Summary

Level: Field check
Context: Verification
Category: Conformance
Subcategory: Value
Severity: Fatal 💀

Description

The number and percent of cdmFieldName values in the cdmTableName that are not the expected data type based on the specification.

Definition

At present this check only verifies that integer fields contain integers.

  • Numerator: In some SQL dialects, the numerator of the check will count non-null values that are non-numeric, or are numeric but contain a decimal point. In others, it will count non-null values that contain any non-digit character
  • Denominator: The total number of records in the table
  • Related CDM Convention(s): Column datatypes in CDM table specs
  • CDM Fields/Tables: By default, this check runs on all tables & fields in the CDM
  • Default Threshold Value: 0%

User Guidance

This check failure must be resolved. OHDSI tools & analyses expect integer columns to be integers and will throw errors and/or suffer performance issues if these columns are of the wrong type.
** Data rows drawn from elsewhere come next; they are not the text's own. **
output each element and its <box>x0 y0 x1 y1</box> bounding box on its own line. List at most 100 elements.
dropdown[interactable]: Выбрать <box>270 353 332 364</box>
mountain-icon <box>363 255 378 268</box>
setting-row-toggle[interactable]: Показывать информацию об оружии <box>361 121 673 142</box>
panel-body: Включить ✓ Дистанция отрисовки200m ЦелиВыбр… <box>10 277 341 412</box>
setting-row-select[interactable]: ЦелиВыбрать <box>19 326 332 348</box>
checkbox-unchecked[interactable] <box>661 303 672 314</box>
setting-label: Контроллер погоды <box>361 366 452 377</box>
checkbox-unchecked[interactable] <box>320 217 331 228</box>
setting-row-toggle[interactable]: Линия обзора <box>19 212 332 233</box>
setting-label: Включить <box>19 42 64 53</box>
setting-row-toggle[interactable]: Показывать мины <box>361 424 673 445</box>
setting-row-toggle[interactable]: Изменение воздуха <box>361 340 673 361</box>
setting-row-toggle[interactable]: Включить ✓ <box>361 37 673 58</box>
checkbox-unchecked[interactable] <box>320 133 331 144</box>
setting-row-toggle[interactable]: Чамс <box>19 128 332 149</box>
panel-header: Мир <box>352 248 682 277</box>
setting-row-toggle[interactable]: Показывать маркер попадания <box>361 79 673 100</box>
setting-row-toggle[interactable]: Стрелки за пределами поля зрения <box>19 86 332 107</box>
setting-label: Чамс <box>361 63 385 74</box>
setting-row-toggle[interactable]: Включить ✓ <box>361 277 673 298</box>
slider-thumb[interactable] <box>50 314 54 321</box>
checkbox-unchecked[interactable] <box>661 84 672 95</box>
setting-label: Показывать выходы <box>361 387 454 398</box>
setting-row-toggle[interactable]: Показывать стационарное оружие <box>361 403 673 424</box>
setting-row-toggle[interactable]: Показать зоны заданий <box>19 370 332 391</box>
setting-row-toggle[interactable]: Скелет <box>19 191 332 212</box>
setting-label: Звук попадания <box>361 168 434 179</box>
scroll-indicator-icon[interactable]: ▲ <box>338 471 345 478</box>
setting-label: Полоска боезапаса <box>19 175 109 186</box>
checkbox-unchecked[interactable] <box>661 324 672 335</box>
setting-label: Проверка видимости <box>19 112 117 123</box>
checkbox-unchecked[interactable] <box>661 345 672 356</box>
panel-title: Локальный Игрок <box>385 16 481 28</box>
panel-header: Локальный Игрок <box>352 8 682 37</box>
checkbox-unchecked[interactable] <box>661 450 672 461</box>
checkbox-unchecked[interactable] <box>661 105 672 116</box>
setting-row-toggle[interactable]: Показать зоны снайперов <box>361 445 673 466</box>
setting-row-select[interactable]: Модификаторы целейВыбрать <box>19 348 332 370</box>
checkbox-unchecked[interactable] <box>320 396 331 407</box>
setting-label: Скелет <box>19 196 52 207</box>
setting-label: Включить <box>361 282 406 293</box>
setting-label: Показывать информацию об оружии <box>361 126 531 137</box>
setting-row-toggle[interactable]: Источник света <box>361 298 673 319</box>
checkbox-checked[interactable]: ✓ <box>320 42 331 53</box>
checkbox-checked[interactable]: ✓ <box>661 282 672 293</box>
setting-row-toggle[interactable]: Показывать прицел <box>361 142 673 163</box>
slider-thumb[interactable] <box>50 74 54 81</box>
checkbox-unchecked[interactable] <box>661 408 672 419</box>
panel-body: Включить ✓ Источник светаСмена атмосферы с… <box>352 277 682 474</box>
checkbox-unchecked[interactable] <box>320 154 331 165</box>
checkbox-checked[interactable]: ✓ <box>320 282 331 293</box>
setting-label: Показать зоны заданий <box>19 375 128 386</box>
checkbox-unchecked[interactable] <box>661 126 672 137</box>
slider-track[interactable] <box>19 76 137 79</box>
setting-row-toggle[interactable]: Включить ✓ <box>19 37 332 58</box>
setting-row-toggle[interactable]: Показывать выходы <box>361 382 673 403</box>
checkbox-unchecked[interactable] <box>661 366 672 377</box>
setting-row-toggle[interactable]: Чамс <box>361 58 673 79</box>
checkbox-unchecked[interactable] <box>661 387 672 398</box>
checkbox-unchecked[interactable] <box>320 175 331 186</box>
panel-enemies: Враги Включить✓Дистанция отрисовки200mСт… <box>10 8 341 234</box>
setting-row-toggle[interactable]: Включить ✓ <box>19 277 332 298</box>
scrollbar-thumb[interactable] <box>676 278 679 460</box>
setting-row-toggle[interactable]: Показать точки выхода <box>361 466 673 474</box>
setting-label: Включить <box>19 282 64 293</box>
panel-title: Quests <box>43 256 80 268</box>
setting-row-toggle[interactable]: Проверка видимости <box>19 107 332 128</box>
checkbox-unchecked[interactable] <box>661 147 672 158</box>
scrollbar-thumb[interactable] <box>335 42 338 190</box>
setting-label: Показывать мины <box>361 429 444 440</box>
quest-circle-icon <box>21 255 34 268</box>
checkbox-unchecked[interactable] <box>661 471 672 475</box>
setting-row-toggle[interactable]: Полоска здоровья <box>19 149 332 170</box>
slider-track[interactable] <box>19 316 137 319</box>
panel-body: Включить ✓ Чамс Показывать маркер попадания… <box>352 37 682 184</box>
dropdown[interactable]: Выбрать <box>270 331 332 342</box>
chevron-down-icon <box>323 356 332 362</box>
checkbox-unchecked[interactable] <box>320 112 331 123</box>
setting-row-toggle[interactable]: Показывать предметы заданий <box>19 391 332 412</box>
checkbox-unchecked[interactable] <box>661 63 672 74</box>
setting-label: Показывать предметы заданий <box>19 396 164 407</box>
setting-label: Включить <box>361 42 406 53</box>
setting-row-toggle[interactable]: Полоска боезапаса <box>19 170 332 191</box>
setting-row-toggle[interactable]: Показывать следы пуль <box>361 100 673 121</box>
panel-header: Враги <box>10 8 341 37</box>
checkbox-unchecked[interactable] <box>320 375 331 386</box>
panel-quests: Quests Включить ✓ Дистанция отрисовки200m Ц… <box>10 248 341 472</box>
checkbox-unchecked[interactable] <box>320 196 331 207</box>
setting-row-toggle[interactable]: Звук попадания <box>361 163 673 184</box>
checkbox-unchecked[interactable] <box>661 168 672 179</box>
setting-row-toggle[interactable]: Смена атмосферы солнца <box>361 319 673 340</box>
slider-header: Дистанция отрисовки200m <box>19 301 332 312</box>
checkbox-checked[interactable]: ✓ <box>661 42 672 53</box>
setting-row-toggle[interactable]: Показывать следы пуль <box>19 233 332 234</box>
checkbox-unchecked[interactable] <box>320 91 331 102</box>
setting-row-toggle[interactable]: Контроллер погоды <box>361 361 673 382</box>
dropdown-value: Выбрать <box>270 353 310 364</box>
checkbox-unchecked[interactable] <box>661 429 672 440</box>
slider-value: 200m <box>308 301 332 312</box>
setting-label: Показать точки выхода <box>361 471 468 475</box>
A failure in this check likely means that the column was created with the incorrect datatype (e.g., in an empty target table); that the data being loaded into the column is of the wrong type (e.g., in a “CREATE TABLE AS”); or that the wrong data was loaded into the column in error (e.g., mis-mapped in ETL).

Check the datatype of the column in your database’s information/system tables. It should match the datatype listed for the column in the CDM specification.

Violated rows query

You may also use the “violated rows” SQL query to inspect the violating rows and help diagnose the potential root cause of the issue:

SELECT  
  '@cdmTableName.@cdmFieldName' AS violating_field,  
  cdmTable.*  
FROM @cdmDatabaseSchema.@cdmTableName cdmTable 
WHERE  
  (ISNUMERIC(cdmTable.@cdmFieldName) = 0  
    OR (ISNUMERIC(cdmTable.@cdmFieldName) = 1  
      AND CHARINDEX('.', CAST(ABS(cdmTable.@cdmFieldName) AS varchar)) != 0)) 
  AND cdmTable.@cdmFieldName IS NOT NULL 

ETL Developer

If the data does not look as expected (e.g., dates in an integer column), trace back to your ETL code to determine the appropriate fix. If the data looks as expected but the column is the wrong type (e.g., string integers in an integer column), update the part of your ETL that creates the table to reflect the correct datatype for the column.

Data User

If your data supplier is unwilling or unable to fix the issue, you should consider changing the type of the column yourself before using the dataset (though it’s probably a good idea to inspect the column contents first to make sure the data appear as expected - i.e., that this is not a case of the wrong source data being inserted into the column).